Confirming that your counsel has a complete understanding of the transaction will help ensure that your technology contracts are sufficiently tailored to your actual needs. Admittedly, this may be more of a challenge with technology-related agreements, given the constantly changing landscape. However, failure to do so may result in a variety of unintended and even detrimental consequences, including an agreement that does not appropriately provide the protections and enforcements you need.
When Frost’s narrator considers challenging his neighbor’s stubborn belief that “good fences make good neighbors, he remarks “Spring is the mischief in me, and I wonder if I could put a notion in his head: ‘Why do they make good neighbors?’ Such skepticism is healthy in any approach to contract drafting and negotiation: one should always ask the question “do the legal provisions make sense within the context of the deal?”

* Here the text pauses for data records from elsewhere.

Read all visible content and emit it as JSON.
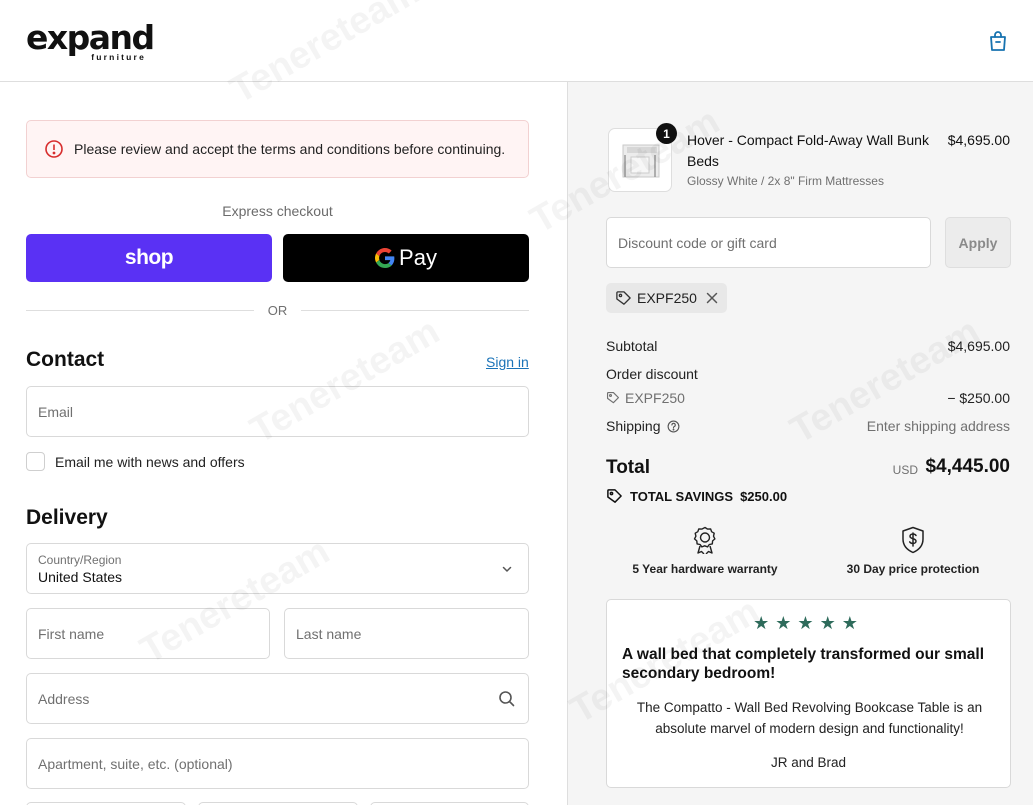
{
  "header": {
    "logo_text": "expand",
    "logo_sub": "furniture",
    "cart_icon": "shopping-bag-icon"
  },
  "alert": {
    "message": "Please review and accept the terms and conditions before continuing.",
    "icon": "alert-circle-icon",
    "color": "#d72c2c"
  },
  "express": {
    "label": "Express checkout",
    "shop_label": "shop",
    "gpay_label": "Pay",
    "or_label": "OR",
    "shop_color": "#5a31f4"
  },
  "contact": {
    "heading": "Contact",
    "signin_label": "Sign in",
    "email_placeholder": "Email",
    "newsletter_label": "Email me with news and offers"
  },
  "delivery": {
    "heading": "Delivery",
    "country_caption": "Country/Region",
    "country_value": "United States",
    "first_name_placeholder": "First name",
    "last_name_placeholder": "Last name",
    "address_placeholder": "Address",
    "apartment_placeholder": "Apartment, suite, etc. (optional)"
  },
  "summary": {
    "product": {
      "quantity": "1",
      "name": "Hover - Compact Fold-Away Wall Bunk Beds",
      "variant": "Glossy White / 2x 8\" Firm Mattresses",
      "price": "$4,695.00"
    },
    "discount_placeholder": "Discount code or gift card",
    "apply_label": "Apply",
    "applied_code": "EXPF250",
    "subtotal_label": "Subtotal",
    "subtotal_value": "$4,695.00",
    "order_discount_label": "Order discount",
    "discount_code": "EXPF250",
    "discount_value": "− $250.00",
    "shipping_label": "Shipping",
    "shipping_value": "Enter shipping address",
    "total_label": "Total",
    "currency": "USD",
    "total_value": "$4,445.00",
    "savings_label": "TOTAL SAVINGS",
    "savings_value": "$250.00"
  },
  "guarantees": [
    {
      "label": "5 Year hardware warranty",
      "icon": "award-ribbon-icon"
    },
    {
      "label": "30 Day price protection",
      "icon": "shield-dollar-icon"
    }
  ],
  "review": {
    "stars": "★★★★★",
    "title": "A wall bed that completely transformed our small secondary bedroom!",
    "body": "The Compatto - Wall Bed Revolving Bookcase Table is an absolute marvel of modern design and functionality!",
    "author": "JR and Brad",
    "star_color": "#2e6b5b"
  },
  "watermark_text": "Tenereteam"
}
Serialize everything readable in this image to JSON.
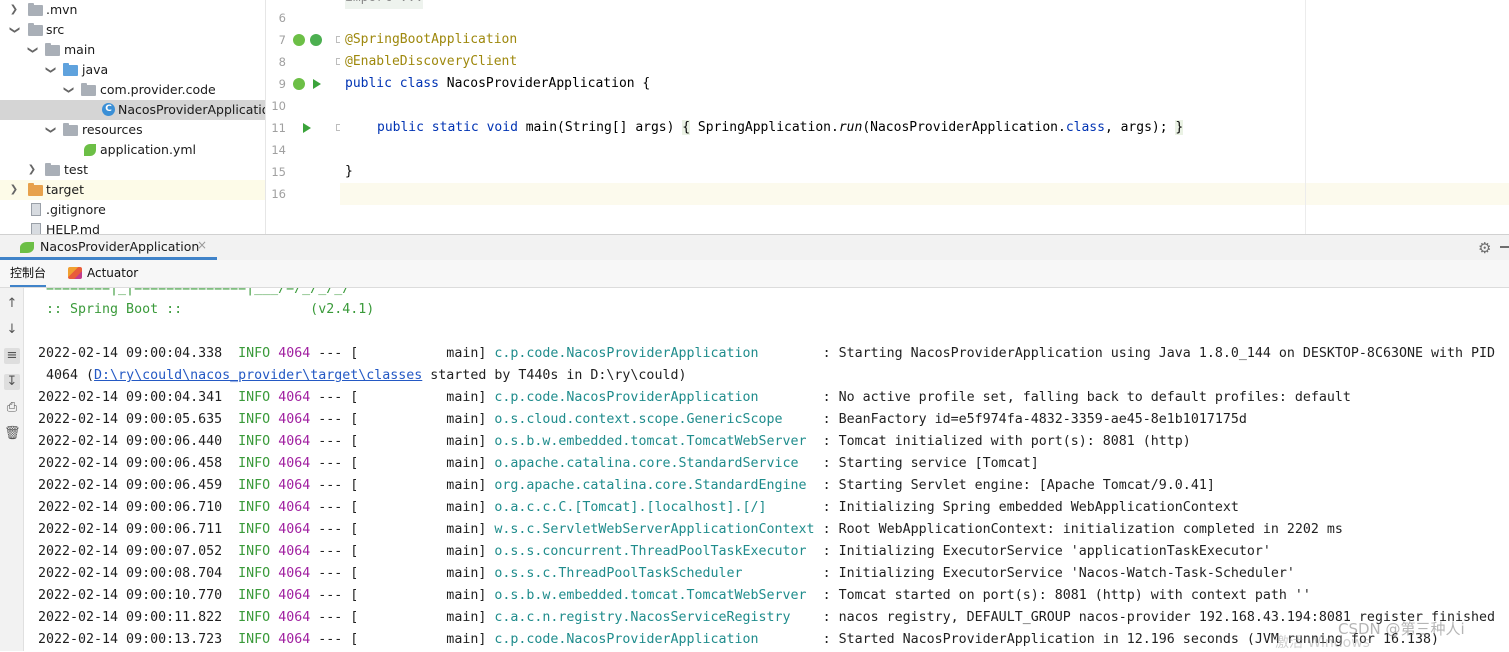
{
  "tree": {
    "items": [
      {
        "label": ".mvn",
        "depth": 0,
        "expanded": false,
        "kind": "folder"
      },
      {
        "label": "src",
        "depth": 0,
        "expanded": true,
        "kind": "folder"
      },
      {
        "label": "main",
        "depth": 1,
        "expanded": true,
        "kind": "folder"
      },
      {
        "label": "java",
        "depth": 2,
        "expanded": true,
        "kind": "source-folder"
      },
      {
        "label": "com.provider.code",
        "depth": 3,
        "expanded": true,
        "kind": "package"
      },
      {
        "label": "NacosProviderApplication",
        "depth": 4,
        "kind": "class",
        "selected": true
      },
      {
        "label": "resources",
        "depth": 2,
        "expanded": true,
        "kind": "resources-folder"
      },
      {
        "label": "application.yml",
        "depth": 3,
        "kind": "yaml"
      },
      {
        "label": "test",
        "depth": 1,
        "expanded": false,
        "kind": "folder"
      },
      {
        "label": "target",
        "depth": 0,
        "expanded": false,
        "kind": "excluded-folder"
      },
      {
        "label": ".gitignore",
        "depth": 0,
        "kind": "file"
      },
      {
        "label": "HELP.md",
        "depth": 0,
        "kind": "file"
      }
    ]
  },
  "editor": {
    "line_numbers": [
      "6",
      "7",
      "8",
      "9",
      "10",
      "11",
      "14",
      "15",
      "16"
    ],
    "top_partial": "import ...",
    "annotation1": "@SpringBootApplication",
    "annotation2": "@EnableDiscoveryClient",
    "class_decl": {
      "kw1": "public",
      "kw2": "class",
      "name": "NacosProviderApplication",
      "brace": " {"
    },
    "main_line": {
      "kw1": "public",
      "kw2": "static",
      "kw3": "void",
      "method": "main",
      "params": "(String[] args)",
      "open": "{",
      "call_prefix": " SpringApplication.",
      "call_method": "run",
      "call_args_a": "(NacosProviderApplication.",
      "call_kw": "class",
      "call_args_b": ", args); ",
      "close": "}"
    },
    "closing_brace": "}"
  },
  "run_window": {
    "tab_label": "NacosProviderApplication",
    "close_glyph": "×",
    "subtab_console": "控制台",
    "subtab_actuator": "Actuator"
  },
  "console": {
    "banner_partial": " ========|_|==============|___/=/_/_/_/",
    "spring_boot": " :: Spring Boot ::                (v2.4.1)",
    "first": {
      "ts": "2022-02-14 09:00:04.338",
      "level": "INFO",
      "pid": "4064",
      "sep": " --- [           main] ",
      "logger": "c.p.code.NacosProviderApplication       ",
      "msg": " : Starting NacosProviderApplication using Java 1.8.0_144 on DESKTOP-8C63ONE with PID",
      "cont_a": " 4064 (",
      "cont_link": "D:\\ry\\could\\nacos_provider\\target\\classes",
      "cont_b": " started by T440s in D:\\ry\\could)"
    },
    "lines": [
      {
        "ts": "2022-02-14 09:00:04.341",
        "level": "INFO",
        "pid": "4064",
        "sep": " --- [           main] ",
        "logger": "c.p.code.NacosProviderApplication       ",
        "msg": " : No active profile set, falling back to default profiles: default"
      },
      {
        "ts": "2022-02-14 09:00:05.635",
        "level": "INFO",
        "pid": "4064",
        "sep": " --- [           main] ",
        "logger": "o.s.cloud.context.scope.GenericScope    ",
        "msg": " : BeanFactory id=e5f974fa-4832-3359-ae45-8e1b1017175d"
      },
      {
        "ts": "2022-02-14 09:00:06.440",
        "level": "INFO",
        "pid": "4064",
        "sep": " --- [           main] ",
        "logger": "o.s.b.w.embedded.tomcat.TomcatWebServer ",
        "msg": " : Tomcat initialized with port(s): 8081 (http)"
      },
      {
        "ts": "2022-02-14 09:00:06.458",
        "level": "INFO",
        "pid": "4064",
        "sep": " --- [           main] ",
        "logger": "o.apache.catalina.core.StandardService  ",
        "msg": " : Starting service [Tomcat]"
      },
      {
        "ts": "2022-02-14 09:00:06.459",
        "level": "INFO",
        "pid": "4064",
        "sep": " --- [           main] ",
        "logger": "org.apache.catalina.core.StandardEngine ",
        "msg": " : Starting Servlet engine: [Apache Tomcat/9.0.41]"
      },
      {
        "ts": "2022-02-14 09:00:06.710",
        "level": "INFO",
        "pid": "4064",
        "sep": " --- [           main] ",
        "logger": "o.a.c.c.C.[Tomcat].[localhost].[/]      ",
        "msg": " : Initializing Spring embedded WebApplicationContext"
      },
      {
        "ts": "2022-02-14 09:00:06.711",
        "level": "INFO",
        "pid": "4064",
        "sep": " --- [           main] ",
        "logger": "w.s.c.ServletWebServerApplicationContext",
        "msg": " : Root WebApplicationContext: initialization completed in 2202 ms"
      },
      {
        "ts": "2022-02-14 09:00:07.052",
        "level": "INFO",
        "pid": "4064",
        "sep": " --- [           main] ",
        "logger": "o.s.s.concurrent.ThreadPoolTaskExecutor ",
        "msg": " : Initializing ExecutorService 'applicationTaskExecutor'"
      },
      {
        "ts": "2022-02-14 09:00:08.704",
        "level": "INFO",
        "pid": "4064",
        "sep": " --- [           main] ",
        "logger": "o.s.s.c.ThreadPoolTaskScheduler         ",
        "msg": " : Initializing ExecutorService 'Nacos-Watch-Task-Scheduler'"
      },
      {
        "ts": "2022-02-14 09:00:10.770",
        "level": "INFO",
        "pid": "4064",
        "sep": " --- [           main] ",
        "logger": "o.s.b.w.embedded.tomcat.TomcatWebServer ",
        "msg": " : Tomcat started on port(s): 8081 (http) with context path ''"
      },
      {
        "ts": "2022-02-14 09:00:11.822",
        "level": "INFO",
        "pid": "4064",
        "sep": " --- [           main] ",
        "logger": "c.a.c.n.registry.NacosServiceRegistry   ",
        "msg": " : nacos registry, DEFAULT_GROUP nacos-provider 192.168.43.194:8081 register finished"
      },
      {
        "ts": "2022-02-14 09:00:13.723",
        "level": "INFO",
        "pid": "4064",
        "sep": " --- [           main] ",
        "logger": "c.p.code.NacosProviderApplication       ",
        "msg": " : Started NacosProviderApplication in 12.196 seconds (JVM running for 16.138)"
      }
    ]
  },
  "watermark": {
    "text": "CSDN @第三种人i",
    "text2": "激活 Windows"
  }
}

In later posts I will make further recommendations on the review of general as well as technology-specific contracts. For now, what’s most important when dealing with the tech contract is to ensure that your business and technical team fully review with your legal counsel the product you are purchasing, how it will be delivered (client-server, the cloud, software, etc.) and how it is to be utilized within your organization. This small investment in preparation will lead to a more successful and streamlined outcome for all involved.